The Sydney Morning Herald
By Peter Hannam
Encouraging power users to shift their consumption during days of high demand could avoid major investments in networks while also fostering the use of solar energy, the head of the US National Renewable Energy Laboratory (NREL) said.
In Sydney to encourage Australia to match the US target of doubling energy productivity by 2030, NREL director Dan Arvizu also said early gains in efficient power use can come from smarter use of data rather than waiting for advances in technology, such as energy storage.
Electricity users, for instance, should be given incentives to shift demand earlier during summer peak days when supply from solar photovoltaic panels is highest.
“If you can shift the load to that point where you've got the generation, that would give you the same effect as storing that excess energy,” Dr Arvizu said.

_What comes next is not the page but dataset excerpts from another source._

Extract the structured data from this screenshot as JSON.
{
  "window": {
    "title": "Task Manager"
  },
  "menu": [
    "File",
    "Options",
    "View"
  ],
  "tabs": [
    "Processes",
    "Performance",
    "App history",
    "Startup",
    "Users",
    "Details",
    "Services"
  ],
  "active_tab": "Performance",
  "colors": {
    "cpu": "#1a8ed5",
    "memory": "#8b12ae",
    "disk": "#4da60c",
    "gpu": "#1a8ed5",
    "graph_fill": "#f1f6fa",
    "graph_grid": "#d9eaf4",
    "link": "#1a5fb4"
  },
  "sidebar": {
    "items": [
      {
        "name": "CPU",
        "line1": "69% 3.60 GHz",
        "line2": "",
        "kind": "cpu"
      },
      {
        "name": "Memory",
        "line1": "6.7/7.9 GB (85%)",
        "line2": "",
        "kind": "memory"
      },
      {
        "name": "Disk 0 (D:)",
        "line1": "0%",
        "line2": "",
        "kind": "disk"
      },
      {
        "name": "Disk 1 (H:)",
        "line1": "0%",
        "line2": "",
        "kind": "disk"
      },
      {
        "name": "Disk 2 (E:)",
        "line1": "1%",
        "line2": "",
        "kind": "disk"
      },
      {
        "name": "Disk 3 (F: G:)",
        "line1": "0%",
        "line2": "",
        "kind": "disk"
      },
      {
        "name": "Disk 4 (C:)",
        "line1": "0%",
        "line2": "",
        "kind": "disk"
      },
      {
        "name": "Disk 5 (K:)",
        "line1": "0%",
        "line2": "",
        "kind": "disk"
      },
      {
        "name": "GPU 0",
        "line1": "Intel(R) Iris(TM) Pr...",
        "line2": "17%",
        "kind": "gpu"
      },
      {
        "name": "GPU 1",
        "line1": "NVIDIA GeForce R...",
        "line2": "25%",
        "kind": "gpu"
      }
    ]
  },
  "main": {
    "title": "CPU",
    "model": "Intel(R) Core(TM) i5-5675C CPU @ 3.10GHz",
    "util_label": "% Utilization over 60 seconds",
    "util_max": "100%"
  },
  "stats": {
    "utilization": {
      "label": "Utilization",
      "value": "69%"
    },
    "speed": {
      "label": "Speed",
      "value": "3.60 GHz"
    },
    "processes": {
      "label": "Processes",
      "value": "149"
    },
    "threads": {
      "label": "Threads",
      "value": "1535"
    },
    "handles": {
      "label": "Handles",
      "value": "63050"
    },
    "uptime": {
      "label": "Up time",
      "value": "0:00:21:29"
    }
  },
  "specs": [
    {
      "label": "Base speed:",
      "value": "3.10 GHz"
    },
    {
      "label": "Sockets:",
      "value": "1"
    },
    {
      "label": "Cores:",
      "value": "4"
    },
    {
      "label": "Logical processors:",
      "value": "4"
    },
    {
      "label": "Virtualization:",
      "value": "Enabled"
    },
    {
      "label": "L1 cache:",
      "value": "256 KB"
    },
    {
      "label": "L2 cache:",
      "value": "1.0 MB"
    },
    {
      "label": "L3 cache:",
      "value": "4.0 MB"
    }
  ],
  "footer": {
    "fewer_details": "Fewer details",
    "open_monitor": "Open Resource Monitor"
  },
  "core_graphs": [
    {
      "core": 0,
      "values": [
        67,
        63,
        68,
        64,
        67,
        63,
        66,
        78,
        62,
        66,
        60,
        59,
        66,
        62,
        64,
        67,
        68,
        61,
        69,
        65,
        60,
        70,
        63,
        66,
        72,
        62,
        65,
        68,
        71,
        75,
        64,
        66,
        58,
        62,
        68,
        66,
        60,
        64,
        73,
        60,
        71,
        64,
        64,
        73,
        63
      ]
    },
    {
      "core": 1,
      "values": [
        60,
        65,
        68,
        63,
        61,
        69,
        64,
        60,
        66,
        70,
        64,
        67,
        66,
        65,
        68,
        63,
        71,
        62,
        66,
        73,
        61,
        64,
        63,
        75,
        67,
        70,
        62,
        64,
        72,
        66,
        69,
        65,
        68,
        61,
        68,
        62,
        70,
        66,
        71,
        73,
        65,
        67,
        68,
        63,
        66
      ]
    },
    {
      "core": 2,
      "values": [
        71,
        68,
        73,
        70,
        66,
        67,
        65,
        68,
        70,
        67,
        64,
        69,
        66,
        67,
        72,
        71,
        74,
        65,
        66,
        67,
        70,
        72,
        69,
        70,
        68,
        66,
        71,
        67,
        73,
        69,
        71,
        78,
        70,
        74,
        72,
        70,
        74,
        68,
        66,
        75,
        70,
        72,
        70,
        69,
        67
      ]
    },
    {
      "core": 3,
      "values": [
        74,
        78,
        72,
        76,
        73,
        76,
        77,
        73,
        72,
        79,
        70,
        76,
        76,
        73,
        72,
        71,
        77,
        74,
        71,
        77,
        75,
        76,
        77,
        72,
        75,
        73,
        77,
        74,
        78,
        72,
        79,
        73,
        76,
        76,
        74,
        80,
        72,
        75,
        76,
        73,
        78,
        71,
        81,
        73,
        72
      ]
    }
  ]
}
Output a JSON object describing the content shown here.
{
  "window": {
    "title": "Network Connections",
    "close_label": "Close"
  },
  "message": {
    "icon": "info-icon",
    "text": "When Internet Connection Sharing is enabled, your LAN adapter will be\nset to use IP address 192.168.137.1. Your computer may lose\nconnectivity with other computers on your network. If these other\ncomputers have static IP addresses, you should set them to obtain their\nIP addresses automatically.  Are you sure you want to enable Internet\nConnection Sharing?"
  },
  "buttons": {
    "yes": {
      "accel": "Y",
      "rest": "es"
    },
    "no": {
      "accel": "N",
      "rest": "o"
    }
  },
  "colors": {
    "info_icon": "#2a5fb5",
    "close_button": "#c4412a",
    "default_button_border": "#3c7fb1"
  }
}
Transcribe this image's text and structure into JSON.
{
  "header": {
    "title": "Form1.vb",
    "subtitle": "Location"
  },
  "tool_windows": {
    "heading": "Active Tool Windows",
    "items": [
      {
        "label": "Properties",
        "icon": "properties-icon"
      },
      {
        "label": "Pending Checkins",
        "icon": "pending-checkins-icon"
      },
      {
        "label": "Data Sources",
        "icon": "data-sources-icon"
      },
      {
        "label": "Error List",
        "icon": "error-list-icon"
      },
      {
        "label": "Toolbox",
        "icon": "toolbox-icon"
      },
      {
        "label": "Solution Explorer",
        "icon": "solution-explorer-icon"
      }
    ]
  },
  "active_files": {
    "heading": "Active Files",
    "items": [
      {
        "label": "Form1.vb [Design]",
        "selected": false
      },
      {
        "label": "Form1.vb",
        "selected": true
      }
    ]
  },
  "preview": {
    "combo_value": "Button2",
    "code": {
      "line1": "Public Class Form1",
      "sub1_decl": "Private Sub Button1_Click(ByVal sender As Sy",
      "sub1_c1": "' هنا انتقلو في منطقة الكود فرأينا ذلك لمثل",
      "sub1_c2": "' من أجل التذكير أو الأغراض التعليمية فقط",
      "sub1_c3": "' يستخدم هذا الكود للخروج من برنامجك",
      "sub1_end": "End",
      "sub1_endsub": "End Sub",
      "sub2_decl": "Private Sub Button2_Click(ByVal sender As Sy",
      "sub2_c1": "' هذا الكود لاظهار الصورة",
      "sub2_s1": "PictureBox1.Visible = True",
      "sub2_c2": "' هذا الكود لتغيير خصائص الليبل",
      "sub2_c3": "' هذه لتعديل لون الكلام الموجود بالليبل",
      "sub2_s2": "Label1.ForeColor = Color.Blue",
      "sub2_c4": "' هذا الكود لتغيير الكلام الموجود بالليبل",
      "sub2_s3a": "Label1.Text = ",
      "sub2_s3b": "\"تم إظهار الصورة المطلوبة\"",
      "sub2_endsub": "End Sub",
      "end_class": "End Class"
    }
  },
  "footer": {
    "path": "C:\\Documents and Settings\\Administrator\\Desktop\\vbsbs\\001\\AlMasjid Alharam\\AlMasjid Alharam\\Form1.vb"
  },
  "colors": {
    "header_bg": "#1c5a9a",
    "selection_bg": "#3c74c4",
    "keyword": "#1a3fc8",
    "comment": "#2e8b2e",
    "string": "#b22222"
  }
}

The spread of low-cost batteries would in time do even more to flatten demand peaks but major penetration of storage devices is some years off. Mobile storage, for instance, costs about $US400 ($434) per kilowatt-hour of capacity, compared with a target of $US125, he said.
Australia pumped more than $40 billion into new poles and wires over the past five years, in part to ensure summer peak loads would not exceed capacity, forcing blackouts for some users. About half of consumers' power bills is made up of network investment.
However, as Pitt & Sherry noted in research released on Wednesday, none of the states set peak records last summer even as their populations and economies continued to expand. Heatwaves, particularly in late January, failed to set demand records in part because of the spread of solar PV but also as consumers replace energy-sapping airconditioners and other appliances with much more efficient models.
Dr Arvizu said the US is on a similar demand trajectory as Australia's, with use expected to be flat to declining over the next decade.
Investments in the electricity sector will mostly be to replace ageing coal-fired power plants with renewable energy and gas.
California, for instance, has a target of supplying a third of its electricity from clean energy sources by 2020. “Every indication is they are going to get there sooner than that, probably by 2017,” he said.
Big US utilities are focused on data analysis as a key way to boost productivity while also improving grid stability and lowering consumer costs.
Dr Arvizu was speaking on Thursday at the 2XEP Forum at the University of Technology Sydney.
Another speaker, Kateri Callahan, president of the Washington-based Alliance to Save Energy, said the US had taken about four decades to double energy productivity from the late 1970s.
Business-as-usual behaviour would likely deliver another 57 per cent savings by 2030, while bipartisan-backed policies to deliver the remaining 43 per cent, she said.
“We began looking at energy efficiency as an economic development tool” to help drive the US economy out recession, Ms Callahan said.
Reaching the target of doubling productivity would bring savings of $US327 billion a year by 2030, generate 1.3 million jobs and lower annual energy imports by $US100 billion.
Carbon emissions would also be one-third lower than 2005 levels, aiding efforts to slow climate change, she said.